Après plusieurs tentatives et propositions dont celle de maintenir les boîtes des bouquinistes en place - fussent-elles inactives et cadenassées durant quelques jours à l’occasion- de la cérémonie de l’ouverture des jeux olympiques de 2024 - Avant même de connaître la réponse massive des bouquinistes en faveur du maintien des boîtes en place sur les parapets !

Rappelons que les bouquinistes parisiens sont un véritable atout de notre capitale, indissociables de la vie littéraire et culturelle du quartier Latin et de Paris, ils sont inscrits au patrimoine culturel immatériel français, jouissant d’une formidable reconnaissance internationale …séculaire. C’est d’ailleurs sous cet aspect qu’ils aspirent légitimement à devenir un patrimoine mondial immuable inscrit à l’Unesco, une demande approuvée, célébrée et soutenue par la Mairie de Paris, celle même qui entend les effacer de cet événement mondial que sont les Jeux.

Que le souci de sécuriser les lieux là où se déroulent l’événement est une préoccupation légitime et nécessaire, c'est un fait, mais aller jusqu’à démonter les boîtes historiques des bouquinistes relève d’une décision arbitraire. Priver les bouquinistes de leur activité et les empêcher de participer par leur présence même symbolique, à l’événement est inadmissible.  C’est Paris qui est amputée. En fait, le motif sous-jacent dans l’esprit des organisateurs serait le fait que quelques boîtes fussent-elles fermées, ne permettraient pas à la foule massée au long des parapets sur les berges de Seine, d’assister au défilé nautique. Certes certaines « boîtes vertes » cacheraient par endroits la vue sur la Seine comme tellement d’autres endroits où l'accès visuel  est rendu difficile du fait de la distance même qui séparent les parapets des berges de la Seine ! sans parler des autres obstacles comme les arbres, ( on va les couper ?!) ,  et les  structures imposantes  des ponts ? ou même certaines constructions comme celle de la Navigation  fluviale et celle des pompiers de Paris ? 
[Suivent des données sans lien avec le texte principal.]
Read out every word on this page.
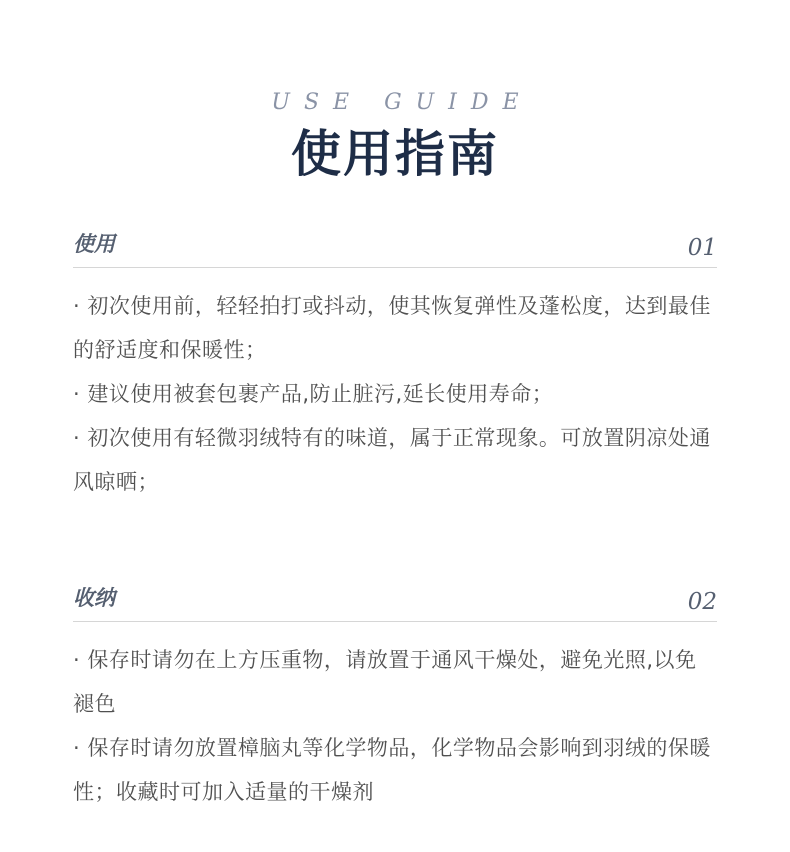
USE GUIDE
使用指南
使用	01

· 初次使用前，轻轻拍打或抖动，使其恢复弹性及蓬松度，达到最佳的舒适度和保暖性；

· 建议使用被套包裹产品,防止脏污,延长使用寿命；

· 初次使用有轻微羽绒特有的味道，属于正常现象。可放置阴凉处通风晾晒；

收纳	02

· 保存时请勿在上方压重物，请放置于通风干燥处，避免光照,以免褪色

· 保存时请勿放置樟脑丸等化学物品，化学物品会影响到羽绒的保暖性；收藏时可加入适量的干燥剂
Voilà ce que nous pouvons « bouquiner » sur la page officielle de la Ville de Paris : « À Paris, plus de 200 petites librairies à ciel ouvert installées sur les quais de Seine sont désormais au patrimoine culturel immatériel français. Un premier pas vers la reconnaissance au patrimoine mondial de l’Unesco. Les bouquinistes rejoignent ainsi un patrimoine prestigieux où figurent, entre autres, la gastronomie, les métiers d’art, ou bien encore les métiers d'autrefois… » Il y a donc un véritable mensonge culturel puisque la priorité est ailleurs ?  Au nom de quelles hiérarchisations des valeurs culturelles ? En quoi une athlète excellant dans sa discipline olympique est -il prioritaire au point de faire disparaître ce qui fait l’âme de Paris et le délice des touristes du monde entier ? 
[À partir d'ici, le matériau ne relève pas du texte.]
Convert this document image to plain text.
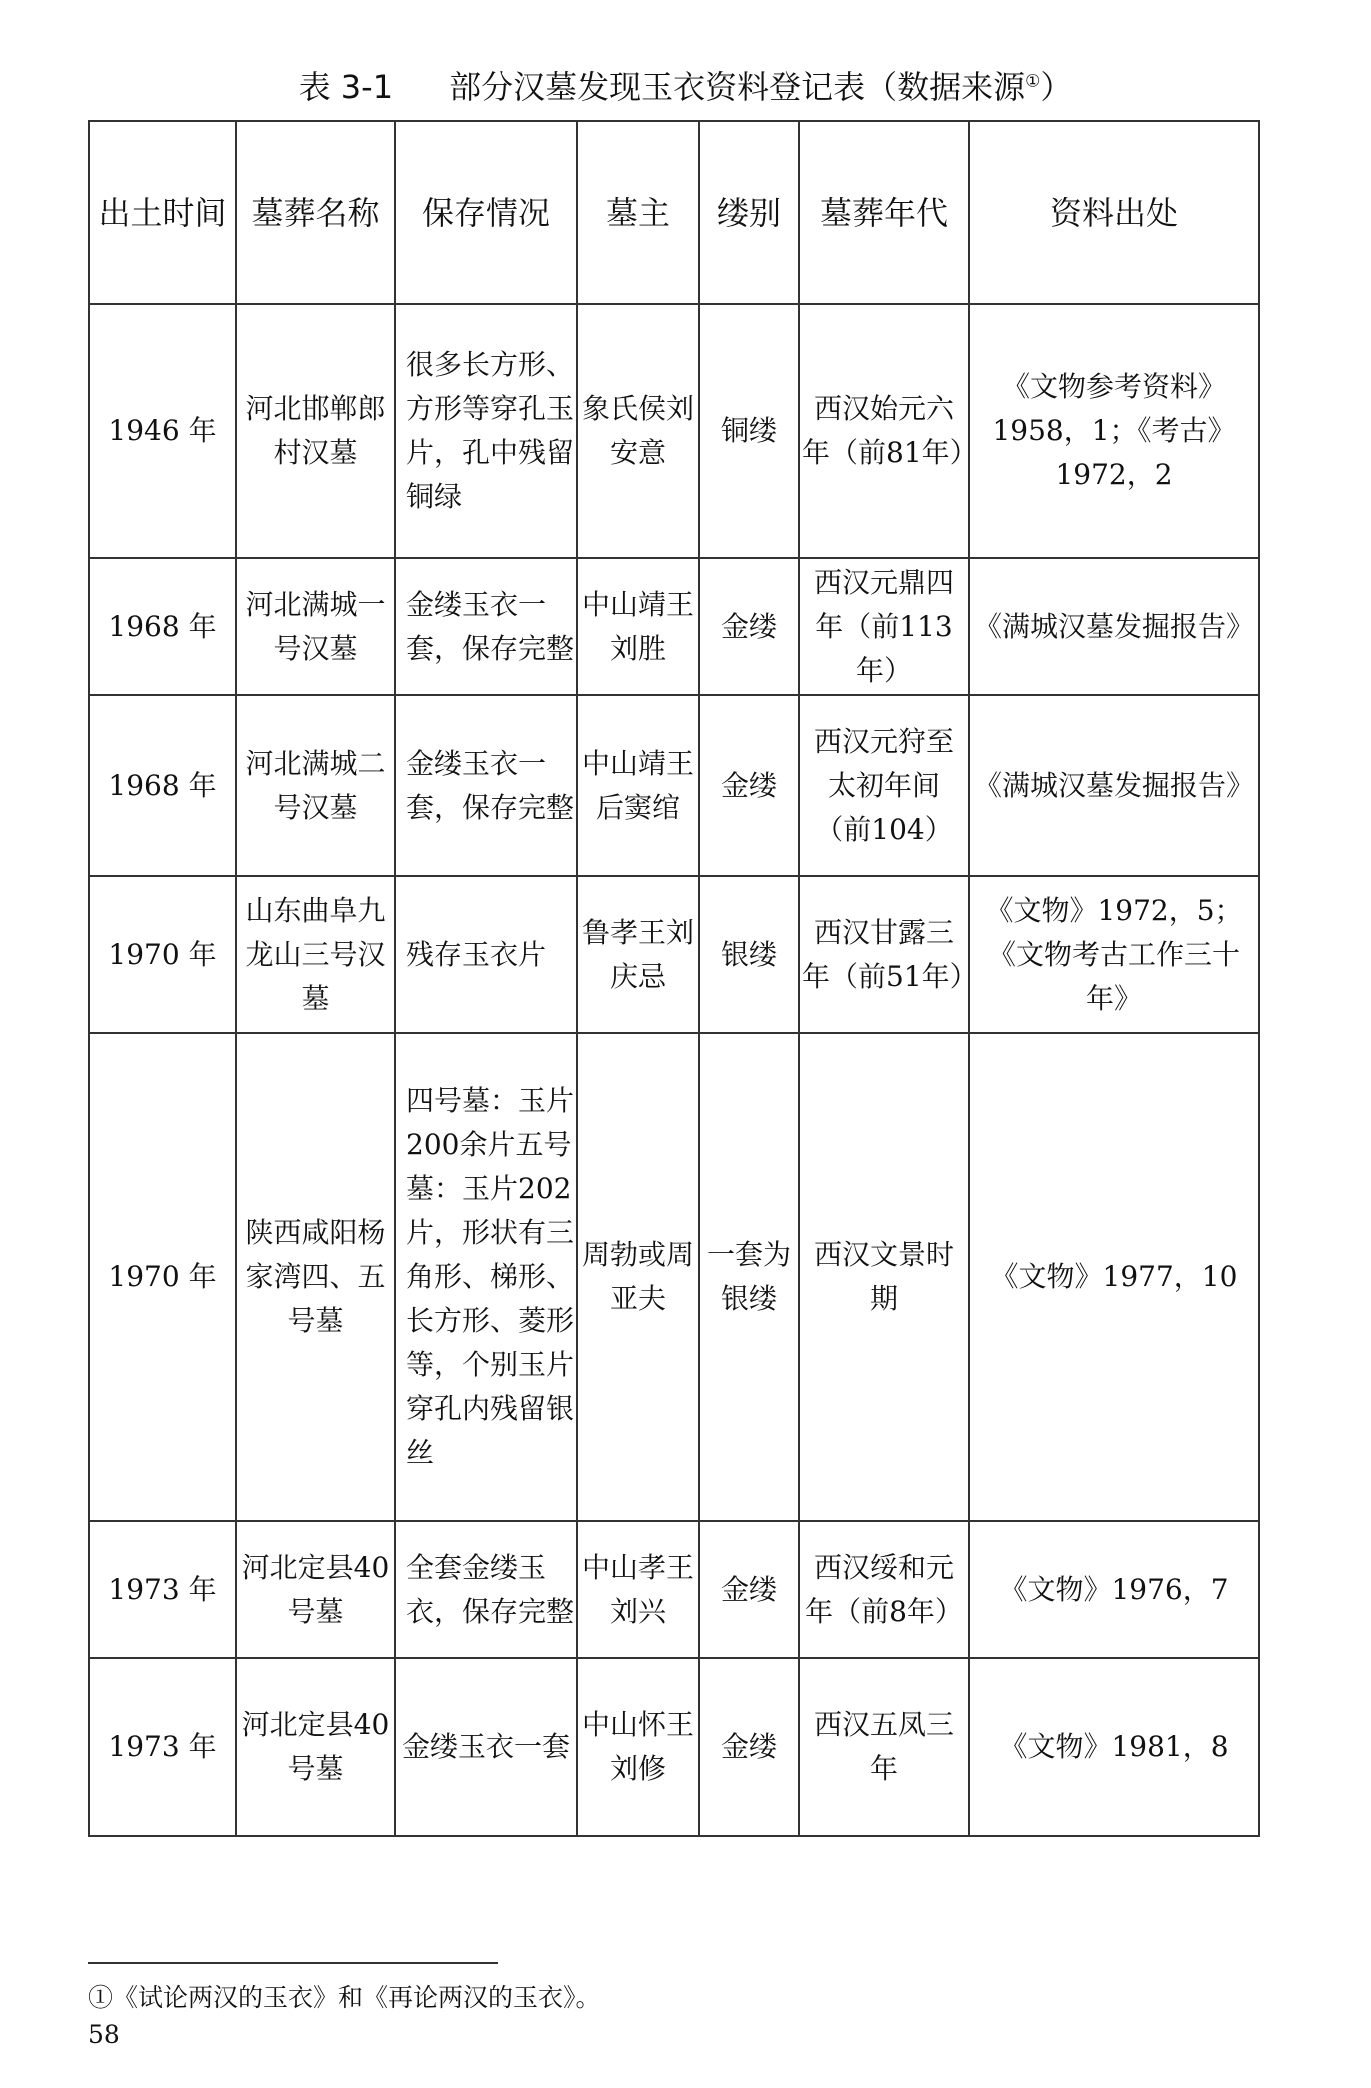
表 3-1 部分汉墓发现玉衣资料登记表（数据来源①）
出土时间	墓葬名称	保存情况	墓主	缕别	墓葬年代	资料出处
1946 年	河北邯郸郎村汉墓	很多长方形、方形等穿孔玉片，孔中残留铜绿	象氏侯刘安意	铜缕	西汉始元六年（前81年）	《文物参考资料》1958，1；《考古》1972，2
1968 年	河北满城一号汉墓	金缕玉衣一套，保存完整	中山靖王刘胜	金缕	西汉元鼎四年（前113年）	《满城汉墓发掘报告》
1968 年	河北满城二号汉墓	金缕玉衣一套，保存完整	中山靖王后窦绾	金缕	西汉元狩至太初年间（前104）	《满城汉墓发掘报告》
1970 年	山东曲阜九龙山三号汉墓	残存玉衣片	鲁孝王刘庆忌	银缕	西汉甘露三年（前51年）	《文物》1972，5；《文物考古工作三十年》
1970 年	陕西咸阳杨家湾四、五号墓	四号墓：玉片200余片五号墓：玉片202片，形状有三角形、梯形、长方形、菱形等，个别玉片穿孔内残留银丝	周勃或周亚夫	一套为银缕	西汉文景时期	《文物》1977，10
1973 年	河北定县40号墓	全套金缕玉衣，保存完整	中山孝王刘兴	金缕	西汉绥和元年（前8年）	《文物》1976，7
1973 年	河北定县40号墓	金缕玉衣一套	中山怀王刘修	金缕	西汉五凤三年	《文物》1981，8
①《试论两汉的玉衣》和《再论两汉的玉衣》。
58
Vider sa boite n’est pas un acte anodin, c’est aussi avoir le courage moral et physique de le faire. Vider ses boîtes du millier de livres et d’objets qu’elle contient, c’est vider une partie de soi. C’est défaire des heures et des heures de travail de classement et de rangement. La boîte du bouquiniste est un véritable outil de travail fait sur mesure, aménagé, souvent fragile, et non juste une caisse pour livres.

Assurance, démontage, stockage des boîtes, des marchandises, assurance, transport, détériorations, remontage… qui va aider les bouquinistes souvent âgés et précaires ? qui va payer, transporter, stocker, dédommager ? dans quelles conditions ? en combien de temps ?!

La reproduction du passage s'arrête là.